= Divine Art, Infernal Machine =

First edition

Divine Art, Infernal Machine: The Reception of Printing in the West from First Impressions to the Sense of an Ending is a 2011 book by Elizabeth Eisenstein published by the University of Pennsylvania Press.

==Content==
Eisenstein's work follows her analysis of the rise of printing in The Printing Press as an Agent of Change (published in 1979) by exploring the deeply ambivalent responses to the technology of printing and its revolutionary effects over the course of five centuries. Eisenstein points out that such a survey is very ambitious in scope and asserts that it fills a general absence in previous literature, and is inspired by suggestions by a figure such as Michael Warner who declared the need for a "history of the way we think about and perceive print."

At one extreme there have been notions of printing as a mephistophelean or faustian entity or a form of 'black magic' while on the other side of the spectrum there have been ideas of it as a vehicle for liberation; followers of Martin Luther in the sixteenth century, for example, saw it as a means by which people could be freed from what they perceived of as papal oppression, and in some cases saw it as a form of divine intervention. Some of the more negative ideas about printing date back to a mistaken reading of the name of a figure such as Johann Fust which was sometimes confused with Faust.

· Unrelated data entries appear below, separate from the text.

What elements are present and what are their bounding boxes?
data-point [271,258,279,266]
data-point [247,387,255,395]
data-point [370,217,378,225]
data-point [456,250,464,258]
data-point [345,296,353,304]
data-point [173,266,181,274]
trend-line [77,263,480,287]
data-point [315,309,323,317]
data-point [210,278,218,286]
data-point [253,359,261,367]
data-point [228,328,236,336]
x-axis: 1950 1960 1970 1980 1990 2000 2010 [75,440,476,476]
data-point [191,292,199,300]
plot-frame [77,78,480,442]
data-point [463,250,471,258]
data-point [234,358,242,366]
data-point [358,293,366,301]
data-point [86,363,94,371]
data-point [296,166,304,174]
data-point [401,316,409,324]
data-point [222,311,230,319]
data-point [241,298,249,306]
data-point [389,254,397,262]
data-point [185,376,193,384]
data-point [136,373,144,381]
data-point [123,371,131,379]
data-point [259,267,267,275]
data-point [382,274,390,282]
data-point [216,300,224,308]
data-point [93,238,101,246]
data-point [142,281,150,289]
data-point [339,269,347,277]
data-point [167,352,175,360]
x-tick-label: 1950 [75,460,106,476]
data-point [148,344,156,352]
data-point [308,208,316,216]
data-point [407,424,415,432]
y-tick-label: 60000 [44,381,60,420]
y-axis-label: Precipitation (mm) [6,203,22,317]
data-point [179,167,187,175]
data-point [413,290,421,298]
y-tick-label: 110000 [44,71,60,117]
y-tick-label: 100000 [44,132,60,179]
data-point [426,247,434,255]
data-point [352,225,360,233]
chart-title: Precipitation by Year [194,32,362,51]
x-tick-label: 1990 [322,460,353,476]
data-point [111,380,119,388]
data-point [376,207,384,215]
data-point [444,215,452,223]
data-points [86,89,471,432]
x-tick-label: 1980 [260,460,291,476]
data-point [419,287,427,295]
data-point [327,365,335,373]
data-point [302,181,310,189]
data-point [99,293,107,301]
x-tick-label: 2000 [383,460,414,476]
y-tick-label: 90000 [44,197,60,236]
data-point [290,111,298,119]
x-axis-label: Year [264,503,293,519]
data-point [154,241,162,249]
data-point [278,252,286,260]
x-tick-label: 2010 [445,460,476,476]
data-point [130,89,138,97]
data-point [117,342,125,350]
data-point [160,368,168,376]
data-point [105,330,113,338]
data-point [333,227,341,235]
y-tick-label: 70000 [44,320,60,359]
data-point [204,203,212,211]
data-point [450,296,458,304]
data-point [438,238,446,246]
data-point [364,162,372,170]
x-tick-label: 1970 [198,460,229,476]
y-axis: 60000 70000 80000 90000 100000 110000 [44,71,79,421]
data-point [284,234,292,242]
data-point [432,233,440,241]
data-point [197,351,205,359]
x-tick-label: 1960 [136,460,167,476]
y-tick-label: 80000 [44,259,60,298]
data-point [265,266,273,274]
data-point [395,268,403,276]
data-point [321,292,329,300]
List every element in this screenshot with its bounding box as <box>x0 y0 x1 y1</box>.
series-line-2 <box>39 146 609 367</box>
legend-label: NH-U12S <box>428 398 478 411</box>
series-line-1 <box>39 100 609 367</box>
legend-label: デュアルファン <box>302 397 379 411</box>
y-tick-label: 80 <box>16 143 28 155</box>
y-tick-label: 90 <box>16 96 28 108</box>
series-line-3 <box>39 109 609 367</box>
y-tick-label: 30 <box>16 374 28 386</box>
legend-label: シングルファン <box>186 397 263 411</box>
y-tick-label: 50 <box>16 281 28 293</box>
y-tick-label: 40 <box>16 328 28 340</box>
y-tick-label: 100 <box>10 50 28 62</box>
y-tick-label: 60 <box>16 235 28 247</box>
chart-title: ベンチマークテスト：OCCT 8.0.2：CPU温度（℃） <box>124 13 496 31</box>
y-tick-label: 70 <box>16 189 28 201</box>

The work is structured chronologically. It begins in the early, Gutenbergian period before moving on to the post-Lutheran and post-Erasmian era, then the eighteenth-century, the zenith of printing in the nineteenth century and then on to the present day. She observes that despite the ambivalence of responses to printing, throughout the West the perspective was broadly positive rather than negative when examined in the aggregate.

Finally, Eisenstein questions the idea that the digital age will lead to the replacement of the printed book by the virtual text, drawing a parallel in chapter six with a previous debate over whether the newspaper would replace the printed book.